Dans un coin du hameau, ils entassent, forment un énorme bucher et, à la nuit tombante, y mettent le feu.

Cette tradition du grand feu est fortement ancrée dans nos vallées luxembourgeoises, que l’on soit du Nord ou du Sud de la province. Mais aussi dans toute la Région Wallonne.

Au 19°, déjà

Cette coutume ne date pas d’hier. Déjà au 19° siècle, ce jour d’allumage comptait parmi les grandes fêtes de l’année.

A l’époque, le grand feu pouvait revêtir différentes symboliques. Dont l’amour.

Ainsi la chute de la perche qui soutient l’édifice était fortement surveillée : en fonction de sa position au sol, elle indiquait une maison où un mariage se profilait dans l’année. Encore aujourd’hui, les derniers mariés de l’année allument le brasier. Mais un grand feu est bien plus que cela.

On lui prête également des pouvoirs beaucoup plus sournois. Par là, l’aspect purificateur est souvent évoqué par les anciens.
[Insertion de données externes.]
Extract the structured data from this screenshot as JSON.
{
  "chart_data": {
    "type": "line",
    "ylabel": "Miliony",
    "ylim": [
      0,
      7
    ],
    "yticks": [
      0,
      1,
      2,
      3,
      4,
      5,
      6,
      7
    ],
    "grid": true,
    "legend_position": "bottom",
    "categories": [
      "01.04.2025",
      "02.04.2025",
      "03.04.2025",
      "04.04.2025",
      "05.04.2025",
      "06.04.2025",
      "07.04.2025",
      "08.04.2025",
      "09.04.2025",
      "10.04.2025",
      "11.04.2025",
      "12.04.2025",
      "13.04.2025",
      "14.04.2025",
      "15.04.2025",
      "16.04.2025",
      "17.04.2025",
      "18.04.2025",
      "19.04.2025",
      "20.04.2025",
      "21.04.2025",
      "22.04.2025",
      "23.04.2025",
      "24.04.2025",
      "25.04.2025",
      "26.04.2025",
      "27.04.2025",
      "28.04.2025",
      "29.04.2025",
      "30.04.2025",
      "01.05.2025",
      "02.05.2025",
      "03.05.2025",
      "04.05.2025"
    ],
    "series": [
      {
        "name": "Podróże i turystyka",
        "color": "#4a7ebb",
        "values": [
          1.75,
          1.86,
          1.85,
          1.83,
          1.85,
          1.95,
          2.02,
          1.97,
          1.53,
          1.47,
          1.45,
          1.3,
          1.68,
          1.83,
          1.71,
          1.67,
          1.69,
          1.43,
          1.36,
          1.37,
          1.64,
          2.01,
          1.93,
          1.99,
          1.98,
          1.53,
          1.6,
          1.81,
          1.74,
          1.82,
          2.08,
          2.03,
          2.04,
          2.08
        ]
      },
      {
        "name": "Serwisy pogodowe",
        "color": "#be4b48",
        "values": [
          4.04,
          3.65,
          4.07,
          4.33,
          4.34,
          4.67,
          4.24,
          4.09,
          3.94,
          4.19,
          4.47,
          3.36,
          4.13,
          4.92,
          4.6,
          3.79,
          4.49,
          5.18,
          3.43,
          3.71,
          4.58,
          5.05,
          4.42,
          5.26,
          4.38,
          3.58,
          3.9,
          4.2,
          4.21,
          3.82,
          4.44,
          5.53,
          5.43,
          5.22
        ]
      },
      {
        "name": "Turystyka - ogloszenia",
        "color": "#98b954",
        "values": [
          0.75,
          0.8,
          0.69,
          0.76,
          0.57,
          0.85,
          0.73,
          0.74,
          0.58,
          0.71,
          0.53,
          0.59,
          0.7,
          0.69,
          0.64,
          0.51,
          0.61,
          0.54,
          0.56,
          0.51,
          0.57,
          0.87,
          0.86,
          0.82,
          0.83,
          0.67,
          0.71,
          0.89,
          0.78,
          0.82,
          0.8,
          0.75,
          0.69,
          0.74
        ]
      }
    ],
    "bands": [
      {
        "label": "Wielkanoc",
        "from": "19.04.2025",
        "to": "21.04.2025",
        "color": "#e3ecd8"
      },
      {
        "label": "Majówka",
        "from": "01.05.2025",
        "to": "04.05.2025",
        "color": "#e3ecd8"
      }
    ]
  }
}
Qui n’hésitaient pas à brûler une sorcière pour faire disparaître les mauvais sorts et maléfices.

D’autres fixaient en haut du bûcher le bonhomme hiver, histoire d’invoquer le retour du soleil, si précieux pour les récoltes à venir. A chacun sa croyance.

« La localisation du feu en un endroit élevé, la préparation, l’allumage, les rites très divers qui caractérise l’évènement, les croyances qui s’y rattachaient en marquaient l’importance dans la vie quotidienne du village » raconte Edmond Fouss, dans son livre « La Gaume, Quelques aspects de la terre et des hommes »

Retour en force

Toutefois, les grands feux se sont peu à peu éteint au fil des ans. La Première Guerre Mondiale a été fatale à cette tradition.

« L’attitude hostile d’une partie du clergé, l’évolution des mœurs, le manque d’intérêt pour le maintien des traditions que certains considéraient comme arriérées, compte pour beaucoup dans l’abandon d’habitudes ancestrales » confirme Edmond Fouss.

Mais aujourd’hui, la coutume revient en force. Et rassemble, plus que jamais d’ailleurs, les petits et grands autour du bûcher, entre joie, fête et convivialité.